In the early in the days of my life in Denmark, I picked up a postcard from a museum shop. As part of a game we sometimes play, my now-husband happened to choose the same image out of the many on display, which gave this rather banal event a tinge of romance. We took it as a good omen and pinned it on one of our apartment’s walls, where it has been living ever since. It represents one of Per Kirkeby’s (1938–2018) models of ‘gates’, and it was my first encounter with the artist’s work in bronze.
These days, Kirkeby’s bronze sculptures can be experienced en masse, on the brick floors of the Louisiana Museum, where they are given central stage in a new exhibition dedicated to the late Danish artist. The show brings together a vast number of Kirkeby’s bronze works in a variety of scales, from the monumental to small maquettes, and is a rare opportunity to encounter a body of work that covers over thirty years and whose place in the artist’s oeuvre is celebrated here.
The exhibition weaves connections between the bronzes, paintings, and works on paper and masonite, shining a light on the way Kirkeby incessantly re-worked themes and forms across different media.
Kirkeby began working with sculpture in the early 1980s, following a crisis with painting, exemplified in the exhibition by an untitled abstract painting from 1979 with chaotic gestures lacking structure or direction. Upon entering the exhibition, viewers are met bronzes from this time, when the artist struggled with figuration (or its impossibility) and sculpture gave him the chance to experiment anew with the paradoxes of representation.
In these works, Kirkeby explores anatomy and nature, stirring one into another: a delicate human profile emerges from what could be a rock-like formation in Large Head with Arm (1983); two large sculptures which look like burnt tree trunks are given the titles Torso Offshoot and Torso Branch (both 1988). The material is moulded into unstable shapes – reminiscent of Rodin, but also of the melting forms of Medardo Rosso – which seemingly emerge from the formless black lumps of bronze to which they soon enough retract. Representation is here explored as a site of liminality, where forms are extracted from the chaos of materiality, only to fall right back into it, as if ordering mud to stand up. The theme of liminality is a leitmotif in the artist’s sculptural oeuvre, with gates, caves, slits, and vulva-like openings recurring throughout.
The relief Resurrection (1999), a later and larger piece displayed further in the exhibition, suggests that Kirkeby’s preoccupations with the (im)possibility of representation have an in-character historical depth, connecting to the Byzantine debate on iconoclasm. This particularly violent phase of iconoclasm was settled by a theologically constructed defence of images grounded on the dogma of incarnation (Christ being God’s first image), effectively paving the Western tradition of image-making and anchoring it to the sense of sight.
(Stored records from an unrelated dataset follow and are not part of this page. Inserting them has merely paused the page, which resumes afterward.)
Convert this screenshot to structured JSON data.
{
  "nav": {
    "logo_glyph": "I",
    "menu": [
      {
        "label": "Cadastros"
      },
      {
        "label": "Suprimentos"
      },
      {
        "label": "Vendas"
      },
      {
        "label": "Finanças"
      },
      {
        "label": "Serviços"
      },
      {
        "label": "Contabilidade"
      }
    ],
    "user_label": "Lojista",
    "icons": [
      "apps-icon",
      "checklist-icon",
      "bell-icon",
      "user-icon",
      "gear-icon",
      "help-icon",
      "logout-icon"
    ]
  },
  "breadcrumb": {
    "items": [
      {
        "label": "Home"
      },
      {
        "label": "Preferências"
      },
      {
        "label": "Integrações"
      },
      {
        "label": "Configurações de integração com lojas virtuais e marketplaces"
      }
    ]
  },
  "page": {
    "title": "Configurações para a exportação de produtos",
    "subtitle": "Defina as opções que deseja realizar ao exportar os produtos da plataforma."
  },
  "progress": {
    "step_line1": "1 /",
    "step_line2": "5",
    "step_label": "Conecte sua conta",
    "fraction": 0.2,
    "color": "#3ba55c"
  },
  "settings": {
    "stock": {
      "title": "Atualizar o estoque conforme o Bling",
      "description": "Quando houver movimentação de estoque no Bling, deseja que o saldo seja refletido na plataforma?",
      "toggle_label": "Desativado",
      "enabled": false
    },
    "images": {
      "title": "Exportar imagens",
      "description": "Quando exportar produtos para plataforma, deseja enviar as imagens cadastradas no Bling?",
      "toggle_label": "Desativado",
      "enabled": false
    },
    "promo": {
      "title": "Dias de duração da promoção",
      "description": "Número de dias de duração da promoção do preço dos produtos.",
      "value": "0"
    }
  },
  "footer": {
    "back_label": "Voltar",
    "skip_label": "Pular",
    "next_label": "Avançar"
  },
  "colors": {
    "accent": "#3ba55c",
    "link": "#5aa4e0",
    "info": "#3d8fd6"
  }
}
“Without dispute, no images,” Kirkeby has said, perhaps referring to both his own struggles and to iconoclasm. I can’t help but wonder if it is a radical form of incarnation that is at stake here, a total embodiment that expands beyond the human body into mountains, trees, rivers, and elements. In Kirkeby’s bronzes, representation is not grappled with on the optical surface, but through mass, weight, and gravity. This is a transfiguration that resonates in deep horizontal vibrations rather than in the vertiginous pitch of celestial bells: a theology of the earth, rather than one of the skies. Echoing this preference for horizontality over verticality (which also recurs in the formal structure of many of the works) George Bataille once wrote that humans are erected just so they can burn their face with the sun and look down at their feet in the mud.
Perhaps not surprisingly, feet are recognisable elements in each of the four monumental reliefs made for the new Opera in Copenhagen (2004). The humbleness of these anatomical parts grinds with grand mythological narratives in these later works. The artist’s infatuation with expeditions and tragic endeavours, mythical and mundane heroes grows hand in hand with an obsession with scale – a universe of male fantasies that can become a bit tiresome. Despite my interest in the theological aspects of the later works, I am more inclined towards the erotic dimension of materiality, which runs through the sculptural oeuvre, rather than the heroic content of the larger pieces from the 1990s onwards.
Grouping so many of Kirkeby’s sculptures together, this is an important exhibition and a distinct gesture in the interpretation of the artist’s work. Many of the pieces in the show have a force which is akin to the blind power of nature, pulsating from the depths of the earth. This vibrational quality, however, needs the right space to thrive. It doesn’t always happen in the exhibition, where some of the galleries are not geared to host so many large-scale works. Likewise, the conservative choice to display the sculptures on white plinths is a bit too contrived to always do them justice. To rectify this, after visiting the show, one should take in the rumbling power of Gate II (1987), which is permanently installed in the museum’s garden. Connected to the ground, it stands monumentally amidst the colours of nature, which is, after all, Kirkeby’s preferred palette.